An organization representing more than 120 Michigan gyms has filed a lawsuit against the state to protest continued closures from the coronavirus pandemic.
The lawsuit, filed Friday by the League of Independent Fitness Facilities and Trainers, names Gov. Gretchen Whitmer and Robert Gordon, the director of the Michigan Department of Health and Human Services. It alleges that the executive orders shutting down gyms are “broad and overreaching” and “not narrowly tailored to their purpose, as required under constitutional law,” according to a statement from LIFFT.
“To date, the Governor has not responded to at least three letters sent by the industry that outlined very specific measures that will allow gyms to reopen safely,” Scott Erskine, lead attorney in the case, said in a statement. “My clients have stressed that they know how to open safely, and are committed to doing so. It is nonsensical that an industry that is in such a unique position to bolster the physical and emotional health of Michiganders remains completely closed, while many other sectors (including restaurants and bars) are permitted to open.”
Gyms and other exercise facilities are currently not explicitly included in Whitmer’s MI Safe Start plan, which details how and when different industries can open. The fitness industry has been closed since the first executive order that included restaurants and bars, LIFFT said.
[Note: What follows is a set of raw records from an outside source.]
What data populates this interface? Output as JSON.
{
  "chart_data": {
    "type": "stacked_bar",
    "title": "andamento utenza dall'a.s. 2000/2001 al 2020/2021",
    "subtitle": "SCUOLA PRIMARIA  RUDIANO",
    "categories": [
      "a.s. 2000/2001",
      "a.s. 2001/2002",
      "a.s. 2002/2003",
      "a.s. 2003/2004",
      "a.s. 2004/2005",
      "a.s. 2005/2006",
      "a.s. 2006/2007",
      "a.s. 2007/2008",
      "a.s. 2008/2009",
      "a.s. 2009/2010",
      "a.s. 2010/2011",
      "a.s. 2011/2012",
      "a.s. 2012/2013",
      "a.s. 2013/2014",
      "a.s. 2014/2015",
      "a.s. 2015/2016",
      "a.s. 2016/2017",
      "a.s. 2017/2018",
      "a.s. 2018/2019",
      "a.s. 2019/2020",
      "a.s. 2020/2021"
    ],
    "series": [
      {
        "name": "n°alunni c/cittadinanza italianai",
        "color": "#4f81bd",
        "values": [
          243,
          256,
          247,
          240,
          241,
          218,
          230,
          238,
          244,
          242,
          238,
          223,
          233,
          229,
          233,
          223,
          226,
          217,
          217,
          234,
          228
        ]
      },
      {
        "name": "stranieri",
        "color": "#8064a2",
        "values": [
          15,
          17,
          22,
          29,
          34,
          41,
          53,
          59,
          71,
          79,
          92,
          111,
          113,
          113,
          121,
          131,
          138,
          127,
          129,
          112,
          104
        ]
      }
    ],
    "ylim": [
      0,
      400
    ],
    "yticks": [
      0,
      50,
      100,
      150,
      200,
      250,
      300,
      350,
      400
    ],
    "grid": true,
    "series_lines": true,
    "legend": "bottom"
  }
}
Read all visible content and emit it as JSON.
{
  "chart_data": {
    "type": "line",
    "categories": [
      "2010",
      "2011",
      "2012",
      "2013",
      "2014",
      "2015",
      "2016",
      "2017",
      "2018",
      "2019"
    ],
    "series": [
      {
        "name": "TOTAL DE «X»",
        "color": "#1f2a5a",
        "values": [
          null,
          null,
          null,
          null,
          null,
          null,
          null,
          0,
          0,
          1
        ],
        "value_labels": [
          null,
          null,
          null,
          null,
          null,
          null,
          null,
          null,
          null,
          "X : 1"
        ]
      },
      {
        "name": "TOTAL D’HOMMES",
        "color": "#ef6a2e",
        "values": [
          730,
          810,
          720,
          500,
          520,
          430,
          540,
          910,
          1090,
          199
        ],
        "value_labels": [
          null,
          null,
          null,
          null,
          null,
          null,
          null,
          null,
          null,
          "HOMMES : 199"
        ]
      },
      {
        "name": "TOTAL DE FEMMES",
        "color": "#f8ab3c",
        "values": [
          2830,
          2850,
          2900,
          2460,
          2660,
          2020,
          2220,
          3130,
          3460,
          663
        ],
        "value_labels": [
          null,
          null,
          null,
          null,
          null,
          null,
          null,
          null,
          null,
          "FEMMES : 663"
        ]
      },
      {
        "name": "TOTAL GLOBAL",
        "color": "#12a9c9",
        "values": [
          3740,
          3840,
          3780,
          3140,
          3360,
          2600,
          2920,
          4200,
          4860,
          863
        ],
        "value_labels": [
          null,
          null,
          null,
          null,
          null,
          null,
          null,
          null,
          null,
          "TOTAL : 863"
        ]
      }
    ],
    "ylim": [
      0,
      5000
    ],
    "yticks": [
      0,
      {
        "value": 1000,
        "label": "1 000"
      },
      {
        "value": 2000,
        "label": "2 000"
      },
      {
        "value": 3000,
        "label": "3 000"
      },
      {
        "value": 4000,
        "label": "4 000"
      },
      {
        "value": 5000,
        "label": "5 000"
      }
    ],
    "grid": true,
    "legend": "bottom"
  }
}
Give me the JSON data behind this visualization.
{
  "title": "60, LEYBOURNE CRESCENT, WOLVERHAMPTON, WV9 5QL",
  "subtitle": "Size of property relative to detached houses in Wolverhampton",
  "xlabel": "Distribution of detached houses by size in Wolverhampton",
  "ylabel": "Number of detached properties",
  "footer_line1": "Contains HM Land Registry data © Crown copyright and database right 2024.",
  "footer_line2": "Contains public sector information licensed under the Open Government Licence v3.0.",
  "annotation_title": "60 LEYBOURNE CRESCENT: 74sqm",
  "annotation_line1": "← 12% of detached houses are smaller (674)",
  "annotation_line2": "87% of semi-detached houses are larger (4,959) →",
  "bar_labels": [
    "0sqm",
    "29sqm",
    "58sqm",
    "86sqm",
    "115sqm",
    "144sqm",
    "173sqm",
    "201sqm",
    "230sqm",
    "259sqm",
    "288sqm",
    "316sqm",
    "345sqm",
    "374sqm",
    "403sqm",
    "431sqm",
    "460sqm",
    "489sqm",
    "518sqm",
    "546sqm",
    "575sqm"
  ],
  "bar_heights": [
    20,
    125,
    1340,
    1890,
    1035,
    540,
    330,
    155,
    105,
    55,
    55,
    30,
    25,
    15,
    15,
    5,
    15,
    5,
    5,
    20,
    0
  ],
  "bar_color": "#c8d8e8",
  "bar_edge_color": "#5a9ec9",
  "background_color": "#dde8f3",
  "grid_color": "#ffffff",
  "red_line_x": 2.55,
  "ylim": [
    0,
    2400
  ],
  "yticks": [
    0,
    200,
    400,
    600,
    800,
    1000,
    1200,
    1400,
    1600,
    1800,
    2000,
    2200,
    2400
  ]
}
Erskine said there is “no data or science” that justifies keeping the fitness industry closed, especially since it “helps people suffering from stress, isolation, depression and anxiety.” He said that most anecdotal evidence cited to keep gyms closed involves people breathing heavier and sweating.
“If all industries where breathing hard and sweating are shut down indefinitely, then singing, dancing, cheering on your favorite sports team (even in a bar), and loud talking must also be banned across the state,” Erskine said.
Erskine also cited concerns about deaths of despair, as well as Constitutional rights.
“My clients are not Republicans or Democrats, they are people who have dedicated their lives to helping their members combat the same exact problems that Michiganders are facing in spades during this pandemic,” Erskine said. “Not one of my clients are saying that they should return to business as usual. My clients know that gyms can re-open as safely as any other business, with very narrowly tailored measures in place.”
Whitmer announced last week that auto dealerships and retail businesses were able to open on Tuesday by appointment. She also lifted restrictions on nonessential medical, dental and veterinary procedures.